In a recent speech, Andrej Karpathy has classified software into three broad categories. I have been thinking a lot about them. Here are my reflections on this topic.
Definition
Software 1.0 | Software 2.0 | Software 3.0 |
---|---|---|
Needs a step-by-step algorithm, where it is told exactly what to do | Can be trained to do tasks which don’t have an exact definition | Can learn on the fly and perform tasks based on prompts |
Examples of the three categories
Software 1.0 | Software 2.0 | Software 3.0 |
---|---|---|
Can draw geometric shapes | Can draw a cat | Can draw an imaginary animal based on a description |
As you can see, software 1.0 has been around since the mid-20th century, software 2.0 was impossible for a very long time. Tremendous advances in hardware, and multiple theoretical breakthroughs in machine learning made neural networks commonplace - which is what software 2.0 is. Software 3.0 is the most recent category. It is a way to provide a ‘prompt’ to a certain kind of software 2.0 which can ’learn’, ’think’, and behave in a possibly new way.
How to build these
Software 1.0 | Software 2.0 | Software 3.0 |
---|---|---|
Express the algorithm in a programming language | Create a dataset, and choose a training method | Write what you want, in plain English |
The third column shows how insanely powerful software 3.0 is. It has opened up the field of software development to everyone who knows English. Which means, very soon every human being would be a software 3.0 programmer - because almost all spoken languages can be translated to English.
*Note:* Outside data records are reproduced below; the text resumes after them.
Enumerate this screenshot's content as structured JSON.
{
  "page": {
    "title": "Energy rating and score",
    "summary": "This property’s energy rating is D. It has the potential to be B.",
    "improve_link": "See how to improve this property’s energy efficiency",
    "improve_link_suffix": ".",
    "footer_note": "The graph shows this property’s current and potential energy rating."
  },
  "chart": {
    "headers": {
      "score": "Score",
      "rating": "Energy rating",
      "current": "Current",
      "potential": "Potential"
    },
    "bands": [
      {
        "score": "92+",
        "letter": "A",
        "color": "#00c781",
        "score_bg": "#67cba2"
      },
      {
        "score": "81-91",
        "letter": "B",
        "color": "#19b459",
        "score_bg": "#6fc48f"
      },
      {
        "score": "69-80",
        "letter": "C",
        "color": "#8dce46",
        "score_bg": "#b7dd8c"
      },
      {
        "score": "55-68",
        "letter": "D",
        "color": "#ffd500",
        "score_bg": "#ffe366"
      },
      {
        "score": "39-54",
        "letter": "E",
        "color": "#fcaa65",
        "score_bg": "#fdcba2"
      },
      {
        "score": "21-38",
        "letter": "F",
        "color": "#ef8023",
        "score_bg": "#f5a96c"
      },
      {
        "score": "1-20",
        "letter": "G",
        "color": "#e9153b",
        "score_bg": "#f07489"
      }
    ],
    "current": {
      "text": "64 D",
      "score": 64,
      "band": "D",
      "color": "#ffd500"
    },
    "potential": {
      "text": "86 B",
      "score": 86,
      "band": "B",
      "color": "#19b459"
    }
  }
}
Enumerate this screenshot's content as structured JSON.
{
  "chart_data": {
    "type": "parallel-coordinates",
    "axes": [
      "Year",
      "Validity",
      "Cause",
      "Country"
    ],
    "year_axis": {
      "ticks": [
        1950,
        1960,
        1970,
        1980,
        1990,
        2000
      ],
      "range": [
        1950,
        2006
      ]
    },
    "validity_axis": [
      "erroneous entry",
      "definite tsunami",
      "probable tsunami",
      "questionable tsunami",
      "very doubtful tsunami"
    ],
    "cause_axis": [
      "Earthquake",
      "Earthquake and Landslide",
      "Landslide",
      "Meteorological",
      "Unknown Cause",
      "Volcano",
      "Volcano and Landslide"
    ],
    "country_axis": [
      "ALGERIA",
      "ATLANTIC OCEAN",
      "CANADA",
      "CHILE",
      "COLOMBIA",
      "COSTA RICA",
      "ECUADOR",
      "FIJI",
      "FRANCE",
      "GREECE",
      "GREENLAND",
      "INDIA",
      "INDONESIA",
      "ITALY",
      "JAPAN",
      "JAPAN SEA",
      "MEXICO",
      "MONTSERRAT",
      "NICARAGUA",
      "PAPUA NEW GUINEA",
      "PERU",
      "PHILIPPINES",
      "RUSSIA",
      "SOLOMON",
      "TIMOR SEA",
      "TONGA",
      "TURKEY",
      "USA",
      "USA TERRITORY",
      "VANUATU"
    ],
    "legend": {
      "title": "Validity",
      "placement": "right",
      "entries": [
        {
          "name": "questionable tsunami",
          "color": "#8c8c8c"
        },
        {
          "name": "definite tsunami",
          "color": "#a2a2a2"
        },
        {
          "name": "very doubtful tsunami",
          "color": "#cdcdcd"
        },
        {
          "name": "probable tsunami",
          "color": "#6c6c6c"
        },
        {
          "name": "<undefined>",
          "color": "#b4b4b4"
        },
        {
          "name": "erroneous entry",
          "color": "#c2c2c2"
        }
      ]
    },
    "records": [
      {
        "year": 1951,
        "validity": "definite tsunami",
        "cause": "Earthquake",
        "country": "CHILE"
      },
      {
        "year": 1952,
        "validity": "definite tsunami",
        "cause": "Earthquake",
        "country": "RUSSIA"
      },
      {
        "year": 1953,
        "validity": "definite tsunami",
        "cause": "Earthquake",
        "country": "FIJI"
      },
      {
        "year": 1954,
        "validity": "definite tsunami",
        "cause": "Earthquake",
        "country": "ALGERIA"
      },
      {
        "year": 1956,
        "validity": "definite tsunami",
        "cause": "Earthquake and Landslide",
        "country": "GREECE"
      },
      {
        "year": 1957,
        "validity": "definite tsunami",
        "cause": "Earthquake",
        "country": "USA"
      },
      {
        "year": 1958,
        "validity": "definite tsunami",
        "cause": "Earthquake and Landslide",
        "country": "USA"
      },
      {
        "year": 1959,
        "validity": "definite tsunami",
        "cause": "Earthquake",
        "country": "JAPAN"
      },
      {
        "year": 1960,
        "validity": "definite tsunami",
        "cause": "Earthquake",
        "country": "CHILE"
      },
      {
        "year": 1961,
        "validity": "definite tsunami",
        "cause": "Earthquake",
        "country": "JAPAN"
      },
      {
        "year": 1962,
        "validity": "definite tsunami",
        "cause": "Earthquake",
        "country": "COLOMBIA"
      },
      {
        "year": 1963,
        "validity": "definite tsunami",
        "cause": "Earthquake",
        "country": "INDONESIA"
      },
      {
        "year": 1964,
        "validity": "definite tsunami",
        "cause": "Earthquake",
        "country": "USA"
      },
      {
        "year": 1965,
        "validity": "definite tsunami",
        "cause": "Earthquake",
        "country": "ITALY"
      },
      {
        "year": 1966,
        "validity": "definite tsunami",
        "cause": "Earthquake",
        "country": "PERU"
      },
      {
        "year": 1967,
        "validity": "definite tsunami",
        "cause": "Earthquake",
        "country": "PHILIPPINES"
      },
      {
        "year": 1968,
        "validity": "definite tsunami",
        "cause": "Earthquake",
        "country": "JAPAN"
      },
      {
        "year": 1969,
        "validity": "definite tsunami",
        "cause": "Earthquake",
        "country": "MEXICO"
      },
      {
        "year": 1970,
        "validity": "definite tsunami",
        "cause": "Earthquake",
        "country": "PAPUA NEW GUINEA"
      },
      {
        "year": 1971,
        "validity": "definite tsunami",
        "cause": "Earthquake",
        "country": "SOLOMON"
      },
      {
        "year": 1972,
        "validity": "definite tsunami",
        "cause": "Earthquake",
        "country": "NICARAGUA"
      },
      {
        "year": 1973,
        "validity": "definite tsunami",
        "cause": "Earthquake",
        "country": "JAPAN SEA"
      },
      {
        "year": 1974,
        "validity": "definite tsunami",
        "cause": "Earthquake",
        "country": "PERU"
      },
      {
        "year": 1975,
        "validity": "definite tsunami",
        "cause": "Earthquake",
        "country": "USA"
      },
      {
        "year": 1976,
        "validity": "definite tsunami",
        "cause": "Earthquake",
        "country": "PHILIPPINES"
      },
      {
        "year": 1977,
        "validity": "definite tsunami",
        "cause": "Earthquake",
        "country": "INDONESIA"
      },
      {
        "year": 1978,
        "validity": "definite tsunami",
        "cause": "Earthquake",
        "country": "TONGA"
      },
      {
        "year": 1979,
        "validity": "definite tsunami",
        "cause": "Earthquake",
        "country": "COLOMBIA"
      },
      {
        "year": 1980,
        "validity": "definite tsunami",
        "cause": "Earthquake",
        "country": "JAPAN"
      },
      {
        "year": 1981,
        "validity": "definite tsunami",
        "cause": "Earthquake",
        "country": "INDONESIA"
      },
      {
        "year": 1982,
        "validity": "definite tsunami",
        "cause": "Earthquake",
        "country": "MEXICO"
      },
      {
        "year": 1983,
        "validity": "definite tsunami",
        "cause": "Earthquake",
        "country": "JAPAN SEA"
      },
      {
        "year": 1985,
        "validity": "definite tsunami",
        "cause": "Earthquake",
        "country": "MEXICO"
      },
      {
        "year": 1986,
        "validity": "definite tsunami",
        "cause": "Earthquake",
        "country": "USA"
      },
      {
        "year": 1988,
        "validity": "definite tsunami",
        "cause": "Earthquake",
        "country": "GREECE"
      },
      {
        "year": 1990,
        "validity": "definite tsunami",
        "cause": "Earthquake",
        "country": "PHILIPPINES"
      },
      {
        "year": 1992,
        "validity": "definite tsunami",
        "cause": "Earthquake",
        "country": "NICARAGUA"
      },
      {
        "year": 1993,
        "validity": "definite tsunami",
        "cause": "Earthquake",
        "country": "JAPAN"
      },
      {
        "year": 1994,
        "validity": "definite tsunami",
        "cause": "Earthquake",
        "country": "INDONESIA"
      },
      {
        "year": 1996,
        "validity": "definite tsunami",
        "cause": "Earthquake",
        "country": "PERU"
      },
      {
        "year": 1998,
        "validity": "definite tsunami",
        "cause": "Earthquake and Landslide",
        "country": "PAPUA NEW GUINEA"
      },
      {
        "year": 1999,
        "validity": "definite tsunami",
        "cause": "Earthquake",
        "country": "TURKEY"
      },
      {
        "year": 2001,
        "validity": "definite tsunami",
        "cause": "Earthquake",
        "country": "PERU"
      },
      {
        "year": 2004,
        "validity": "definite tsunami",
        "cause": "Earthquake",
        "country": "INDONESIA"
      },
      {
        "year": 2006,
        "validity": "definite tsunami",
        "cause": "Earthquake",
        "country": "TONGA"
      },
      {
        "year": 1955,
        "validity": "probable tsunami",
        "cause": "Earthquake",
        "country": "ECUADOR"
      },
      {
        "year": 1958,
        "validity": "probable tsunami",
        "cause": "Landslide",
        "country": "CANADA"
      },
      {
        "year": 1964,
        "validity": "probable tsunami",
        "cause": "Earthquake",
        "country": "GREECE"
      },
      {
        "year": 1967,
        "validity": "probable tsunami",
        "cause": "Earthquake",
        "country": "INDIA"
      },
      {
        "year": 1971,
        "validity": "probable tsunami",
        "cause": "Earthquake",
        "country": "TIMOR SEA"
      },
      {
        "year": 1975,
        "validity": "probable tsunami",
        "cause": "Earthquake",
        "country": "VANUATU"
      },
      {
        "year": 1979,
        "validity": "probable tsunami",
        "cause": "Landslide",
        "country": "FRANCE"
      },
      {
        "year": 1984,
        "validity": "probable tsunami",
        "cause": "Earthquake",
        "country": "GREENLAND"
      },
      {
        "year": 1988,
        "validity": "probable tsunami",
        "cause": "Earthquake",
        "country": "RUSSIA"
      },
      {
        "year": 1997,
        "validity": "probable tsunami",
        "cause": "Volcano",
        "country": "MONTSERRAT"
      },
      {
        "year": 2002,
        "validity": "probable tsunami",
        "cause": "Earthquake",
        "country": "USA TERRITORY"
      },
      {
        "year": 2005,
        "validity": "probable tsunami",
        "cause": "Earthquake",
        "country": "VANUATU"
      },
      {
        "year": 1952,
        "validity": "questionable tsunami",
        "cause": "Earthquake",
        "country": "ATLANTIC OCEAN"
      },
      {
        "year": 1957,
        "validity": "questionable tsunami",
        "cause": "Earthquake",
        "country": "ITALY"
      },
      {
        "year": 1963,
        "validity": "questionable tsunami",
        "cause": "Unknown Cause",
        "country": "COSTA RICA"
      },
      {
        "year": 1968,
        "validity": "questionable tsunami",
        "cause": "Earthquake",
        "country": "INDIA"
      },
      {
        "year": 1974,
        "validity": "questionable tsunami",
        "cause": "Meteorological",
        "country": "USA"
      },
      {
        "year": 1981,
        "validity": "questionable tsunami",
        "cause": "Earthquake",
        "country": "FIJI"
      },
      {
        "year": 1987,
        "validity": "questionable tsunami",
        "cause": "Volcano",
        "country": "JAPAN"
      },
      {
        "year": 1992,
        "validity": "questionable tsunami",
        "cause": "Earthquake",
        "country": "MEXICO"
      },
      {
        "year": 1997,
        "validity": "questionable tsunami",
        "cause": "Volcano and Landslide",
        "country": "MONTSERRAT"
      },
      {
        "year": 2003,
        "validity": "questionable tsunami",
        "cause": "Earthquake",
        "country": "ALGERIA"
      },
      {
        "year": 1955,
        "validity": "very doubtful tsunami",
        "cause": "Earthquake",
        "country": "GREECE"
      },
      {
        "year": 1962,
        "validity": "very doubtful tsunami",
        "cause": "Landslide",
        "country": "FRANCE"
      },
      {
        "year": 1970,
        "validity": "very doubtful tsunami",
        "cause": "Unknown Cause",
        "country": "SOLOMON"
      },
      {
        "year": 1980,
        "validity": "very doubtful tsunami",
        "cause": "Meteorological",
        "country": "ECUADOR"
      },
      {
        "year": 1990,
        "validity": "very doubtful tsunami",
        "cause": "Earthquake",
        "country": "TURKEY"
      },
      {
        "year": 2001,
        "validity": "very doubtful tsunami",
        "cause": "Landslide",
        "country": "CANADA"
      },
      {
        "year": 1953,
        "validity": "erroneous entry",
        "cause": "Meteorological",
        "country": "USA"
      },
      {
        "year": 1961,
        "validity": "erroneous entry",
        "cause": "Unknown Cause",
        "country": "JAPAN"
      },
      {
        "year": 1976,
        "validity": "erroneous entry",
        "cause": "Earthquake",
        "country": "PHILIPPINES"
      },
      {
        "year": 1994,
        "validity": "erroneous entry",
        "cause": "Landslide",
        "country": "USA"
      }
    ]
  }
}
When to choose a particular category
As of now software 3.0 has caught fire 🔥. It is called ‘prompt engineering’, and also ‘vibe coding’ in the case of software creation. Perhaps it will be the first approach to use in software creation. We’ll go over to software 2.0 or software 1.0 only when software 3.0 is not helping us. Or, maybe not. Let’s look at some pros and cons.
Pros
Software 1.0 | Software 2.0 | Software 3.0 |
---|---|---|
Easier to reason about, very reliable. Uses fewer hardware resources, hence power-efficient | Can do things which are impossible with software 1.0. Closer to the human brain | Much faster than software 2.0, and still retains the advantage over software 1.0. Also, more creative. |
Cons
Software 1.0 | Software 2.0 | Software 3.0 |
---|---|---|
Cannot learn | Takes a lot of hardware resources to learn, also takes time | Less predictable |
It is clear that software 1.0 is the way to go if the task can be defined in steps, and also if we want to save money. While software 2.0 and software 3.0 keep pushing the boundary of what is possible. For example, creating new kinds of software is being done using software 3.0. However, software 3.0 need not be used to create a boilerplate project - something that has a defined structure. This is an easy trap to fall into, if you are mostly interacting with a software 3.0 chat window. Just the other day I caught myself using AI to create a basic expressjs project.
The future
Will there be a software 4.0? Maybe it will be something that can create new software 2.0. On the other hand, we might discover predictable algorithms for some software 2.0 tasks and then they’ll come down to the level of software 1.0.
Another way to think about the future is that hardware was the OG software 1.0. When software 1.0 arrived it looked vastly superior to hardware. Now we are blown away by software 3.0 a.k.a. prompt engineering. Maybe we are gradually climbing a ladder of increasing ‘intelligence’, starting from transistors and ending at prompts today.
One thing is certain - all the three categories of software are going to be important and useful. And every software x.0 uses software (x-1).0 under the hood. So it is not possible to do anything without using software 1.0 under the hood. Just like it is not possible to run anything without hardware.